By Diane Cohen, Liberty Justice Center -
When the Chicago Teachers Union went on strike in September, taxpayers were locked out of the bargaining room as union and school officials negotiated double-digit raises and more generous perks for teachers. In the end, Mayor Rahm Emanuel agreed to a contract that spends money the city does not have.
Most people assumed these closed-door meetings were the normal course of events and probably did not think twice about them.
But there was no reason for taxpayers and media to be shut out of these talks. First of all, it is our children, along with taxpayer money, at stake. Second, the law doesn't require negotiations with government unions to be closed; government officials are deliberately choosing to close them.
The Illinois Open Meetings Act requires that citizens receive advance notice and have the right to be present when public bodies — such as city councils and school boards — meet to conduct business. Though the law exempts specified meetings from this requirement, these exemptions are optional and mostly involve public safety or privacy concerns.
But the exemption allowing closed meetings for collective bargaining negotiations doesn't serve a public interest.
Despite this provision, the Illinois Labor Relations Act and the Illinois Educational Labor Relations Act exempt collective bargaining from the Open Meetings Act. It is unclear why, but the bottom line remains that the labor acts do not require negotiations to be closed, either.
Thinking back to the CTU strike, taxpayers should ask why the public and the press were barred from attending the contract negotiations leading up to and during the strike. With the fate of hundreds of millions of dollars on the line and the future of more than 400,000 students at stake, taxpayers and parents should have been a part of the process.
If the negotiations were open to the public, we would have learned firsthand — and a lot sooner — that the strike was illegal. Instead, it was not until week two of the strike, when the city finally went to court to try to end it, that we learned that the union went on strike over permissive (as opposed to mandatory) subjects of bargaining, including layoff and recall rights, class size, staffing and assignment. According to Illinois law, these subjects are required to be resolved via dispute resolution, not a strike. Had citizens been allowed in the negotiation room, perhaps they could have made a difference by demanding the mayor take faster legal action and exposing the union for its illegal tactics.

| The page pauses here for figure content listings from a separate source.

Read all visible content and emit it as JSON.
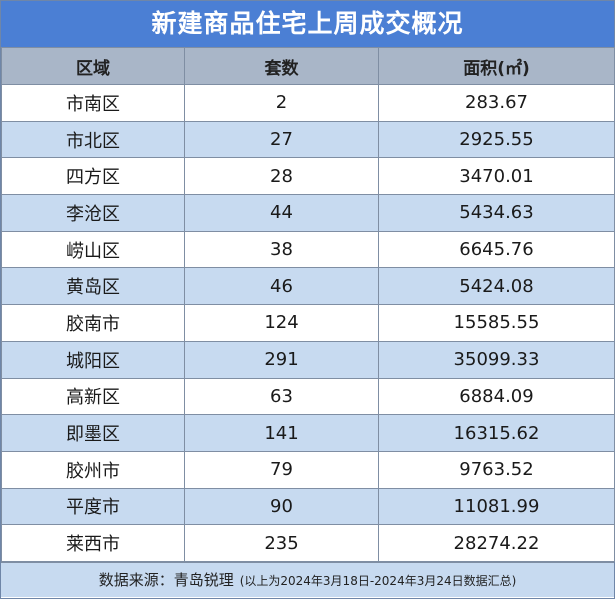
{
  "title": "新建商品住宅上周成交概况",
  "headers": [
    "区域",
    "套数",
    "面积(㎡)"
  ],
  "rows": [
    {
      "region": "市南区",
      "units": "2",
      "area": "283.67"
    },
    {
      "region": "市北区",
      "units": "27",
      "area": "2925.55"
    },
    {
      "region": "四方区",
      "units": "28",
      "area": "3470.01"
    },
    {
      "region": "李沧区",
      "units": "44",
      "area": "5434.63"
    },
    {
      "region": "崂山区",
      "units": "38",
      "area": "6645.76"
    },
    {
      "region": "黄岛区",
      "units": "46",
      "area": "5424.08"
    },
    {
      "region": "胶南市",
      "units": "124",
      "area": "15585.55"
    },
    {
      "region": "城阳区",
      "units": "291",
      "area": "35099.33"
    },
    {
      "region": "高新区",
      "units": "63",
      "area": "6884.09"
    },
    {
      "region": "即墨区",
      "units": "141",
      "area": "16315.62"
    },
    {
      "region": "胶州市",
      "units": "79",
      "area": "9763.52"
    },
    {
      "region": "平度市",
      "units": "90",
      "area": "11081.99"
    },
    {
      "region": "莱西市",
      "units": "235",
      "area": "28274.22"
    }
  ],
  "footer": {
    "source": "数据来源：青岛锐理",
    "note": "(以上为2024年3月18日-2024年3月24日数据汇总)"
  }
}
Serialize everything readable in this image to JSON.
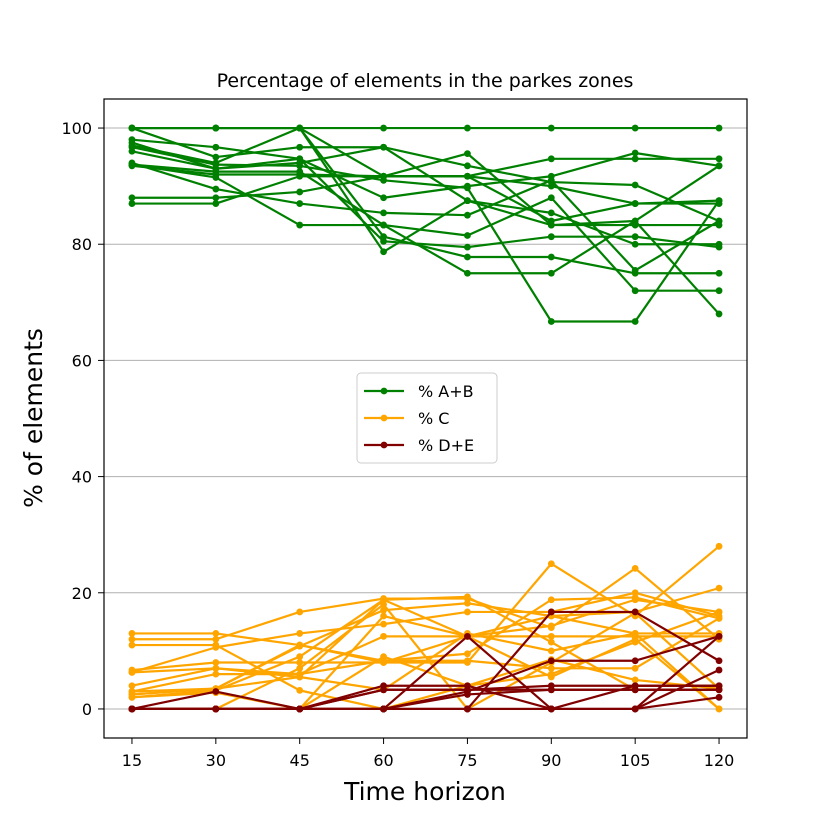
{
  "chart_data": {
    "type": "line",
    "title": "Percentage of elements in the parkes zones",
    "xlabel": "Time horizon",
    "ylabel": "% of elements",
    "x": [
      15,
      30,
      45,
      60,
      75,
      90,
      105,
      120
    ],
    "x_tick_labels": [
      "15",
      "30",
      "45",
      "60",
      "75",
      "90",
      "105",
      "120"
    ],
    "y_ticks": [
      0,
      20,
      40,
      60,
      80,
      100
    ],
    "y_tick_labels": [
      "0",
      "20",
      "40",
      "60",
      "80",
      "100"
    ],
    "xlim": [
      10,
      125
    ],
    "ylim": [
      -5,
      105
    ],
    "grid": "y-axis horizontal lines",
    "legend_position": "center",
    "legend": [
      {
        "label": "% A+B",
        "color": "#008000"
      },
      {
        "label": "% C",
        "color": "#FFA500"
      },
      {
        "label": "% D+E",
        "color": "#800000"
      }
    ],
    "groups": [
      {
        "name": "% A+B",
        "color": "#008000",
        "series": [
          [
            100,
            100,
            100,
            100,
            100,
            100,
            100,
            100
          ],
          [
            93.5,
            92.0,
            92.0,
            91.7,
            91.7,
            94.7,
            94.7,
            94.7
          ],
          [
            98.0,
            96.7,
            94.7,
            88.0,
            90.0,
            91.7,
            95.7,
            93.5
          ],
          [
            97.0,
            94.0,
            100,
            91.7,
            91.7,
            90.0,
            87.0,
            87.0
          ],
          [
            96.0,
            93.0,
            94.0,
            96.7,
            93.5,
            90.7,
            90.2,
            84.0
          ],
          [
            88.0,
            88.0,
            89.0,
            91.7,
            95.6,
            83.3,
            83.3,
            83.3
          ],
          [
            87.0,
            87.0,
            91.7,
            91.7,
            91.7,
            84.0,
            87.0,
            87.5
          ],
          [
            94.0,
            89.5,
            87.0,
            85.4,
            85.0,
            91.0,
            75.5,
            84.0
          ],
          [
            97.5,
            93.0,
            94.7,
            80.5,
            79.5,
            81.3,
            81.3,
            79.5
          ],
          [
            100,
            95.0,
            96.7,
            96.7,
            87.5,
            85.4,
            80.0,
            80.0
          ],
          [
            93.7,
            91.5,
            83.3,
            83.3,
            81.5,
            88.0,
            72.0,
            72.0
          ],
          [
            100,
            100,
            100,
            78.7,
            87.5,
            83.3,
            84.0,
            68.0
          ],
          [
            93.7,
            92.5,
            92.5,
            83.3,
            75.0,
            75.0,
            84.0,
            93.5
          ],
          [
            100,
            100,
            100,
            81.3,
            77.8,
            77.8,
            75.0,
            75.0
          ],
          [
            96.7,
            93.7,
            93.5,
            91.0,
            89.7,
            66.7,
            66.7,
            87.5
          ]
        ]
      },
      {
        "name": "% C",
        "color": "#FFA500",
        "series": [
          [
            13.0,
            13.0,
            11.0,
            8.0,
            8.0,
            25.0,
            16.0,
            28.0
          ],
          [
            12.0,
            12.0,
            16.7,
            19.0,
            19.0,
            14.0,
            24.2,
            12.0
          ],
          [
            6.7,
            8.0,
            8.0,
            8.0,
            12.5,
            16.0,
            16.7,
            20.8
          ],
          [
            6.3,
            10.6,
            13.0,
            14.6,
            16.7,
            16.7,
            20.0,
            16.0
          ],
          [
            4.0,
            7.0,
            6.0,
            12.5,
            12.5,
            14.3,
            18.8,
            16.7
          ],
          [
            3.0,
            6.0,
            6.0,
            8.3,
            9.5,
            18.8,
            19.2,
            15.6
          ],
          [
            2.5,
            3.5,
            10.8,
            17.0,
            18.2,
            16.0,
            13.0,
            13.0
          ],
          [
            2.0,
            3.2,
            9.0,
            18.8,
            12.5,
            12.5,
            12.5,
            12.5
          ],
          [
            0,
            0,
            7.0,
            18.0,
            0,
            8.0,
            16.5,
            3.5
          ],
          [
            11.0,
            11.0,
            3.2,
            0,
            4.0,
            6.0,
            11.5,
            16.7
          ],
          [
            6.3,
            7.0,
            5.5,
            3.3,
            13.0,
            10.0,
            13.0,
            0
          ],
          [
            2.5,
            3.5,
            5.5,
            18.8,
            19.3,
            11.5,
            3.3,
            3.3
          ],
          [
            2.0,
            2.8,
            0,
            9.0,
            4.0,
            8.5,
            5.0,
            3.5
          ],
          [
            0,
            0,
            0,
            16.0,
            12.5,
            5.5,
            12.0,
            0
          ],
          [
            3.0,
            3.5,
            11.0,
            8.3,
            8.3,
            7.0,
            7.0,
            15.6
          ]
        ]
      },
      {
        "name": "% D+E",
        "color": "#800000",
        "series": [
          [
            0,
            0,
            0,
            0,
            12.5,
            0,
            0,
            12.5
          ],
          [
            0,
            0,
            0,
            0,
            0,
            16.7,
            16.7,
            8.3
          ],
          [
            0,
            0,
            0,
            4.0,
            4.0,
            0,
            4.0,
            4.0
          ],
          [
            0,
            3.0,
            0,
            0,
            3.0,
            8.3,
            8.3,
            12.5
          ],
          [
            0,
            0,
            0,
            3.3,
            3.3,
            4.0,
            4.0,
            4.0
          ],
          [
            0,
            0,
            0,
            0,
            2.5,
            3.3,
            3.3,
            3.3
          ],
          [
            0,
            0,
            0,
            0,
            0,
            0,
            0,
            6.7
          ],
          [
            0,
            0,
            0,
            0,
            0,
            0,
            0,
            2.0
          ],
          [
            0,
            0,
            0,
            3.3,
            3.3,
            3.3,
            3.3,
            3.3
          ]
        ]
      }
    ]
  }
}
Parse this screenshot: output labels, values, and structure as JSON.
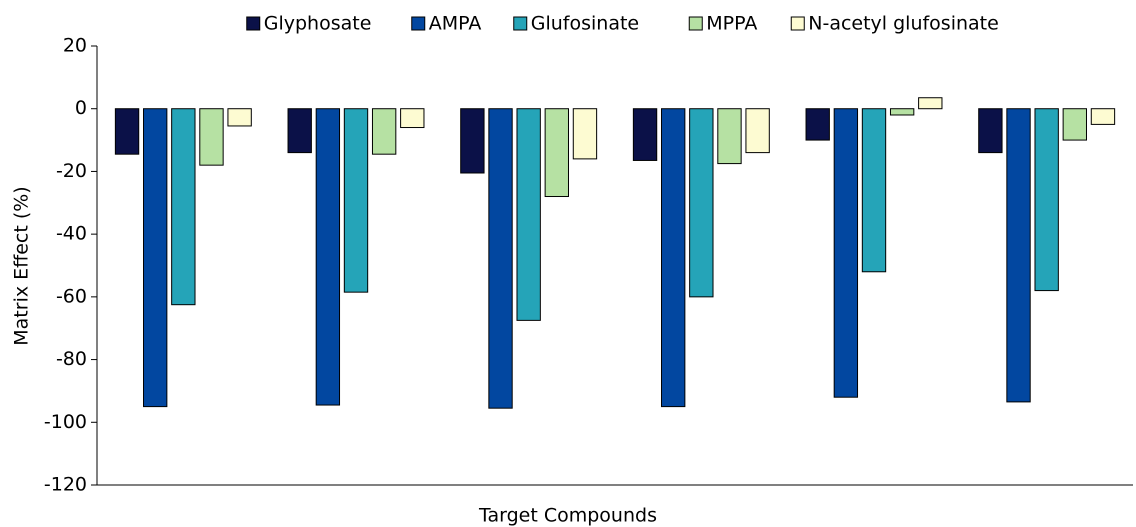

Currently, AFSCME, the state's largest government union, is negotiating a new contract for the more than 40,000 state workers it represents. Once again, taxpayers are locked out of the room. The same can be said for labor conflicts spreading throughout the state now that the unions have been emboldened by CTU's example.
Citizens should have a seat in the room when state and local government negotiates with taxpayer money. AFSCME negotiations are a good place to start. Illinois Gov. Pat Quinn should hold negotiating sessions in public. Accountability, transparency and the basic right to know how our tax dollars are being spent are reasons enough not only to open contract negotiations to the citizens — as the law currently allows — but also to amend the law to require it.
Until the open meetings and labor acts are amended to require open meetings for collective bargaining, call on your state and local officials, as well as the unions, and demand a seat in the room. If they say no, ask them what they have to hide.